This thread has been locked.

If you have a related question, please click the "Ask a related question" button in the top right corner. The newly created question will be automatically linked to this question.

Self-written QMSS snippit works in simulator but fails on EVM6678



Hi,

For some days now I've tried to get a QMSS code-snippit working, where one core just sends a message to another core though hardware queues. However, the descriptor just got queued in the TX-queue and nothing else happend, even when sending messages with just a single core involved.
Today I discovered that the code works as expected on the C6678 simulator, where "messages" are passed correctly to the listening RX queue, which itself fetches free descriptors from its rxFreeQueue.

Most likely it's a fault on my side, however I still wonder why it works with the simulator.
It would be really great if somebody could take a look at the demo project: http://e2e.ti.com/cfs-file.ashx/__key/communityserver-discussions-components-files/639/0804.CPPIExecutor.7z

Thanks in advance, Clemens

PS: In general QMSS was troublesome - there is a lot of high-level documentation available (webminars, multicore navigator users guide) and only a few quite poorly documented samples. Documentation on an intermediate level would be great, even better documentation of the samples themself would help a lot.
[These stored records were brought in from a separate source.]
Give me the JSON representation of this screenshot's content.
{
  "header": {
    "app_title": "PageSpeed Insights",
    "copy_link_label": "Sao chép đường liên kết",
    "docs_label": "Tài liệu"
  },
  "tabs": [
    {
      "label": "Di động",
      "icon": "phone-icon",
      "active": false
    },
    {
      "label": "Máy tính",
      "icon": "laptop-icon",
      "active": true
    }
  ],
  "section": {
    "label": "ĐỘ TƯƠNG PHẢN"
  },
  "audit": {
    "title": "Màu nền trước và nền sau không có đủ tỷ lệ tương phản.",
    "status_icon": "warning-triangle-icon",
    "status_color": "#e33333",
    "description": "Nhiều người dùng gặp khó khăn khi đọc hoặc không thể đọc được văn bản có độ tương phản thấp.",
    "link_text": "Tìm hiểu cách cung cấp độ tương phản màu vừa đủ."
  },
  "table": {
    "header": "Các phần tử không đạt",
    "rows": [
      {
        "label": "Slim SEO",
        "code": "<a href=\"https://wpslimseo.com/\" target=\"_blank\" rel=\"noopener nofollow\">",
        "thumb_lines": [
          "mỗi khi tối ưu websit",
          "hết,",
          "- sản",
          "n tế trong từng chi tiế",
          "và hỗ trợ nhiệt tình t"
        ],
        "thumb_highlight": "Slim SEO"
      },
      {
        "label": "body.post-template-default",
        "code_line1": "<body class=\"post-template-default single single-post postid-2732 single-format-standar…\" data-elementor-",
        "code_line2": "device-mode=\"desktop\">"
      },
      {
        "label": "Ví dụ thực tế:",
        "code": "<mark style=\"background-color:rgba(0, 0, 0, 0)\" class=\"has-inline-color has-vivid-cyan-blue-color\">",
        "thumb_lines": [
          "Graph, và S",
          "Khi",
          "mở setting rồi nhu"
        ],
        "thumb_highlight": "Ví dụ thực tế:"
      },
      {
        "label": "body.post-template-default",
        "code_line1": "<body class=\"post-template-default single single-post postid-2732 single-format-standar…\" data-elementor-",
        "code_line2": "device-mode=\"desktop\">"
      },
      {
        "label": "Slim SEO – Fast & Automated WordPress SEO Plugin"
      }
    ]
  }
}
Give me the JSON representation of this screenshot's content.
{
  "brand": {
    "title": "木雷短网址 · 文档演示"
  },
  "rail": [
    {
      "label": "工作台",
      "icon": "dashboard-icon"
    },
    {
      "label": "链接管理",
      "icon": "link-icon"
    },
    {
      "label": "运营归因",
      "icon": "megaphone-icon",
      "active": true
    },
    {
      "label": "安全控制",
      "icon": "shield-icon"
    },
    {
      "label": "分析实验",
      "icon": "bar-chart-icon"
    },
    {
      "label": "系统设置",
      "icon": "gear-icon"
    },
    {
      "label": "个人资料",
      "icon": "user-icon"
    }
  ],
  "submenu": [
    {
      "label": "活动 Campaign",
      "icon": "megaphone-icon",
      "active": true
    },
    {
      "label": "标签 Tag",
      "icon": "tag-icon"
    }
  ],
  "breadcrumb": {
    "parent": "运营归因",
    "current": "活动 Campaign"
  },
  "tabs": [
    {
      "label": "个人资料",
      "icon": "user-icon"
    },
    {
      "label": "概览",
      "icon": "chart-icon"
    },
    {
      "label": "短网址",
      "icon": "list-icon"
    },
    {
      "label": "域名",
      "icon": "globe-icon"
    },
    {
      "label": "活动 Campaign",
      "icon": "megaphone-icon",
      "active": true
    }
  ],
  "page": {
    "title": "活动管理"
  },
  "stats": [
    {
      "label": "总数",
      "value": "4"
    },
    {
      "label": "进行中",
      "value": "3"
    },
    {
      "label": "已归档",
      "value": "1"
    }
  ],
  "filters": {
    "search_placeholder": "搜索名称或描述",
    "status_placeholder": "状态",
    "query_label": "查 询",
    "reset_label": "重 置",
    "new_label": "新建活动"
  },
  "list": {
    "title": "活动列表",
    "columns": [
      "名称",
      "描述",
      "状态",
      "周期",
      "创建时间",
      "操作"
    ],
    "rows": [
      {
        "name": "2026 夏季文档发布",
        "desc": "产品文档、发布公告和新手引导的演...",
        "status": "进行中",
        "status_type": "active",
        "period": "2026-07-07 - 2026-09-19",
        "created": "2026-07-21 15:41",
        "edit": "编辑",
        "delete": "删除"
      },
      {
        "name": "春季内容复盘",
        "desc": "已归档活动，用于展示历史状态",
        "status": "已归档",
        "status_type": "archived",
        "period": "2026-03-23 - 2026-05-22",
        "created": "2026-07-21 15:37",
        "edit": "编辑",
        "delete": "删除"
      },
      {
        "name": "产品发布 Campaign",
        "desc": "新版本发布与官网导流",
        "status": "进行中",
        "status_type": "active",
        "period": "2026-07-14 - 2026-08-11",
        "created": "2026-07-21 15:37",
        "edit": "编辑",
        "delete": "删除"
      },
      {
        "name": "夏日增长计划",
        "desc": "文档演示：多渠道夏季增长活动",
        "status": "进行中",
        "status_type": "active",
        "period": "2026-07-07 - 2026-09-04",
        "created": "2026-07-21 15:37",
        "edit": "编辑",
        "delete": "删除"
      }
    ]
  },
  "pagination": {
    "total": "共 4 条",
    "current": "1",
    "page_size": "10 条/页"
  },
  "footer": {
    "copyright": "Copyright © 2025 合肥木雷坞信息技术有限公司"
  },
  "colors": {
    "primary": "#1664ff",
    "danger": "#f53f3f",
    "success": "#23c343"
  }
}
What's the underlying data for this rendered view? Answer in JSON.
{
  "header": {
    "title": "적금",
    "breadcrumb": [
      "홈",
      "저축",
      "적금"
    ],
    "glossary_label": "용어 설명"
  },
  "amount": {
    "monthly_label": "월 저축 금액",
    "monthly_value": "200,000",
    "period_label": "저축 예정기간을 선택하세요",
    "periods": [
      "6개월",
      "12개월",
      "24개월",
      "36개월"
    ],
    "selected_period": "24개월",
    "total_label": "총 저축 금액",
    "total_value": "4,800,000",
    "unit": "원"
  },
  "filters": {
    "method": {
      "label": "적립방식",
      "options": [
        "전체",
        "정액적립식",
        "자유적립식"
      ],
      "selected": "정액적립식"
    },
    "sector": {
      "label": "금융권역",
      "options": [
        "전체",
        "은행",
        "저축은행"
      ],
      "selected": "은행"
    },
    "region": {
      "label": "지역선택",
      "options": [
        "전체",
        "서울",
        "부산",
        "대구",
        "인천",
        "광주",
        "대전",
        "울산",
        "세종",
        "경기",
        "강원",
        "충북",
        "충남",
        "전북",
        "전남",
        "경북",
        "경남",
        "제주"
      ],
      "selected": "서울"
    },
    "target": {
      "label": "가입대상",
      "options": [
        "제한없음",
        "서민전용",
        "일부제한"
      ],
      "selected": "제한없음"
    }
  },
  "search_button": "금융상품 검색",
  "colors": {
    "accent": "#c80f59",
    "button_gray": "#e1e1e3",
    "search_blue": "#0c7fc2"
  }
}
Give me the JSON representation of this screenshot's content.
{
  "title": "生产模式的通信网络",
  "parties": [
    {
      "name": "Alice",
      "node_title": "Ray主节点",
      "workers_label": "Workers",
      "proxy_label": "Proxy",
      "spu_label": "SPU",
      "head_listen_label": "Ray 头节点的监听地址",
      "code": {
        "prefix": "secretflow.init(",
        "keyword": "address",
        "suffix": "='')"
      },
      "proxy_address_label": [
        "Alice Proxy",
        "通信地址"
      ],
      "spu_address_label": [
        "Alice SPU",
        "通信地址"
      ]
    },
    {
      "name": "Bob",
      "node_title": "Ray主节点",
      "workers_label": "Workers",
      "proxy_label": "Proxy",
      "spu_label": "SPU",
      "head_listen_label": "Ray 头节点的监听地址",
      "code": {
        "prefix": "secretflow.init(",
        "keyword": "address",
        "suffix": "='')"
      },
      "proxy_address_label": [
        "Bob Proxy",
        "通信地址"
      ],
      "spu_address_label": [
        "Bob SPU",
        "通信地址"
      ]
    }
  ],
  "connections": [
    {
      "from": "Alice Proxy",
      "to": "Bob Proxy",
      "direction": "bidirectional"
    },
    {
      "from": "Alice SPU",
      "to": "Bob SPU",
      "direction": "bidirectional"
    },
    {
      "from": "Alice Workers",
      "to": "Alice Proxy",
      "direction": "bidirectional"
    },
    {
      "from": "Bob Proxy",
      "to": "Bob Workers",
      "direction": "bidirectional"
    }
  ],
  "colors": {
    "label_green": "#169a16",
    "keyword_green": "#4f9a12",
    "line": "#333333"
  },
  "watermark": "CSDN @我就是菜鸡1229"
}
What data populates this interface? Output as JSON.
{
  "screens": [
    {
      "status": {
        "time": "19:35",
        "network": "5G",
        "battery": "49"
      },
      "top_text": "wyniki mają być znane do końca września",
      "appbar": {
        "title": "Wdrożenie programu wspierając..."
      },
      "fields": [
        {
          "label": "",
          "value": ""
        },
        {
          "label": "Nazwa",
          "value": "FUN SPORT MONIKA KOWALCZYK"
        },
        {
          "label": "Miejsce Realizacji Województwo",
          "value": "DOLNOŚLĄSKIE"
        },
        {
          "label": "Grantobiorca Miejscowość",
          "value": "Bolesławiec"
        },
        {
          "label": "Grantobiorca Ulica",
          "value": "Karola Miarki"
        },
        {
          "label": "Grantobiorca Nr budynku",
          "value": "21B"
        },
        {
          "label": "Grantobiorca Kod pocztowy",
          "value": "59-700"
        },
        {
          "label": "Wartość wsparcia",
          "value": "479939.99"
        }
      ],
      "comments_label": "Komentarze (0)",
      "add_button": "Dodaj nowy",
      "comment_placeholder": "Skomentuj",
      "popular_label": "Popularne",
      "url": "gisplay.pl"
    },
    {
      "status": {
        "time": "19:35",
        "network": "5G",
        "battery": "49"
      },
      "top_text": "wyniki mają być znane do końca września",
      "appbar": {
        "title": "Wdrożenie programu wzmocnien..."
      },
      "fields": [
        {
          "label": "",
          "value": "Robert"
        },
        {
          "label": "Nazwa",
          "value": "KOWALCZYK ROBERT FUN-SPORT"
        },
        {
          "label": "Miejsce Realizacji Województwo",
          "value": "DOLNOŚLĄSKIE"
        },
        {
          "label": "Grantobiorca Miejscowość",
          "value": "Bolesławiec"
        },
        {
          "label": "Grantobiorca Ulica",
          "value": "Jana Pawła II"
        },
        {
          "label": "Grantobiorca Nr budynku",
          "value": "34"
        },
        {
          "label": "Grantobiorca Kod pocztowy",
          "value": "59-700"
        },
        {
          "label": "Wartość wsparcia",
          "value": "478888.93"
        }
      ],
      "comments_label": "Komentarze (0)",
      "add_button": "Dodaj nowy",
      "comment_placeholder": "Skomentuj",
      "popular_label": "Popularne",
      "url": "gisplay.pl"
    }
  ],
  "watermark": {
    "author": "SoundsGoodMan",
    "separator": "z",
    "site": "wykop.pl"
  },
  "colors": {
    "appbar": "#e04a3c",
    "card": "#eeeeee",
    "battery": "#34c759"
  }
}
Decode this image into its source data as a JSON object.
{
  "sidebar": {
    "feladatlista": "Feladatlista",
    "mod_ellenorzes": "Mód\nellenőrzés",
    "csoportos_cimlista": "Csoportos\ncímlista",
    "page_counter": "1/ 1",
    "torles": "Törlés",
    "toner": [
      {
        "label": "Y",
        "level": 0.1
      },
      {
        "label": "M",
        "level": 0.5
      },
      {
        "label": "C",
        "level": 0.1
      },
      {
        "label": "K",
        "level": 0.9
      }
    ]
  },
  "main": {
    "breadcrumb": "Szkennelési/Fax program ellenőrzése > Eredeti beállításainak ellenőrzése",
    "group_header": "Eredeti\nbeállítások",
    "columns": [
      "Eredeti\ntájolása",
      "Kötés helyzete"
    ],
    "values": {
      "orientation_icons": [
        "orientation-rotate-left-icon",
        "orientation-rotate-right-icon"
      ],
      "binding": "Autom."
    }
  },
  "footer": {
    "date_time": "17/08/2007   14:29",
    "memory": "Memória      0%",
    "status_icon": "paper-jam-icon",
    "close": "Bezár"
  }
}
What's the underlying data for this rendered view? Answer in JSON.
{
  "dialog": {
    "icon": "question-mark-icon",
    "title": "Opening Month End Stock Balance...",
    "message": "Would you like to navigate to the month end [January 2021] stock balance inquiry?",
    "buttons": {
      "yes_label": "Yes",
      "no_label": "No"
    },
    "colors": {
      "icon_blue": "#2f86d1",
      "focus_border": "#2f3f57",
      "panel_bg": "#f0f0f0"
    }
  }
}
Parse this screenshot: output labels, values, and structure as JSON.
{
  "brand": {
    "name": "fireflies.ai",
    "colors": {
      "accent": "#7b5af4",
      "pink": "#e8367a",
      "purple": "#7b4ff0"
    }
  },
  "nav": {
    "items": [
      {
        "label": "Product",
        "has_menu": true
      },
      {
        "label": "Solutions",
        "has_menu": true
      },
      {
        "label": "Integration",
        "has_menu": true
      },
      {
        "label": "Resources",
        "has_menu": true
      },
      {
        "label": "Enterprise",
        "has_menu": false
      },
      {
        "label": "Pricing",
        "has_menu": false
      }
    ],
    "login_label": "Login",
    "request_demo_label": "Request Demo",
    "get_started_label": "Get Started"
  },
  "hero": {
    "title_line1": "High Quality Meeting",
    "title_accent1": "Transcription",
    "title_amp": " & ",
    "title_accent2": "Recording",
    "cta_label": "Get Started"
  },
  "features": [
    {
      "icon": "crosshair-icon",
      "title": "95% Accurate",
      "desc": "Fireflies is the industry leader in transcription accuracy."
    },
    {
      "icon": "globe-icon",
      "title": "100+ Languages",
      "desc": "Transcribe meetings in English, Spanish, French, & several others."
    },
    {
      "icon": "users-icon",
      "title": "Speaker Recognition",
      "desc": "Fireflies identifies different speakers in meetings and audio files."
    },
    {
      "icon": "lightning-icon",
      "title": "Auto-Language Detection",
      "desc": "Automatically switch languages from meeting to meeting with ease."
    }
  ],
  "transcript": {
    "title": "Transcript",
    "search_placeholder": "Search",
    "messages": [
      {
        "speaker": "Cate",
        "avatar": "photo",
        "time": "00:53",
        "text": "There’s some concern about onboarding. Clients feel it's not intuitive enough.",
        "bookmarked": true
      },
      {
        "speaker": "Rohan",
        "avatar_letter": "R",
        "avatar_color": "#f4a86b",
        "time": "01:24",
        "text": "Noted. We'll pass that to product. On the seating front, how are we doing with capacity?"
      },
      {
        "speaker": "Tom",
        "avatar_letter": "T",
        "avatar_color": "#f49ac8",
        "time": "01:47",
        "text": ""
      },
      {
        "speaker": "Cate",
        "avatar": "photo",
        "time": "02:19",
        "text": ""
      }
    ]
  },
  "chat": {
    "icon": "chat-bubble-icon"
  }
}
  • I see several problems with this project:

    • Descriptors are in MSMCSRAM with L1D cache enabled.
      • Must align and pad descriptors to 64 bytes
      • Must do Osal_qmssBeginMemAccess() after pop (to invalidate cache)
      • Must do Osal_qmssEndMemAccess() before push (to writeback cache).
      • Must do same for linked buffers.
    • No buffers are linked to host descriptors.  See ti/drv/qmss/InfrastructureMode/infrastructure_mode.c
      • Cppi_setData, cppi_setOriginalBUfInfo, and cppp_setPacketLen() need to be done once per init of each descriptor.
      • setPacketLen() needs to be done for each packet, if packets are of variable length
      • you can legally (from hw) link one buffer (say source buffer) to more than one descriptor.
      • you cannot push same descriptor multiple times.  It can be on at most one queue at the same time.
    • Reason infrastructure_mode.c doesn't have cache operations is because buffers and descriptors are in L2, not MSMC.
      • If you use MSMC, need to align base address and pad length to 64 and do NOT set L2_CACHE define for Osal.c
      • If you use DDR, need to align base address and pad length to 128 and set L2_CACHE define for Osal.c
  • Hi John,

    Thanks for your reply, it is highly appreciated.

    1. The first code-line of the example disables the L1D cache completely with Cache_disable(Cache_Type_L1D),  so MSM access should be uncached. I guess this should eliminate most of the cache concerns you mentioned. Thats also the reason why the descriptor memory region is only aligned to 16 bytes.

    2. I intentionally haven't linked any buffers to host descriptors right now, therefore data / originalBufInfo as well as packetLength are all 0 for now (set by memset).
    I'll give the sample a try tomorrow with host buffers attached to see wether it makes a difference.

    Thank you so far, Clemens

    PS: Would it make sence to forward the attached sample project to the simulator team? In my understanding the simulator should behave like the hardware, so this could be considered as a simulator bug.

  • Sorry about the cache, its a tree I like to bark up and am usually right.

    The navigator user guide (http://www.ti.com/lit/sprugr9) requires that buffers be linked before feeding to a RX DMA.  See section 2.3.4.1.

    I tried changing Cppi_DescType_HOST to Cppi_DescType_MONOLITHIC and your example seems to work as intended, making it likely that the DMA is hanging on the descriptor ptr ==NULL.

  • I also removed the memset() because it clobbers init done by initDescriptor.

  • Hi John,

    Thanks a lot for your assistence - I can confirm that after switching to monolithic descriptors the code works as intended.
    Currently I see a ping-pong latency of about 900 cycles, I am curious to see how that will change with separate descriptors in L2 with L1D-cache enabled.

    It would be great to having the simulator fixed to behave like the actual hardware.

    Thanks, Clemens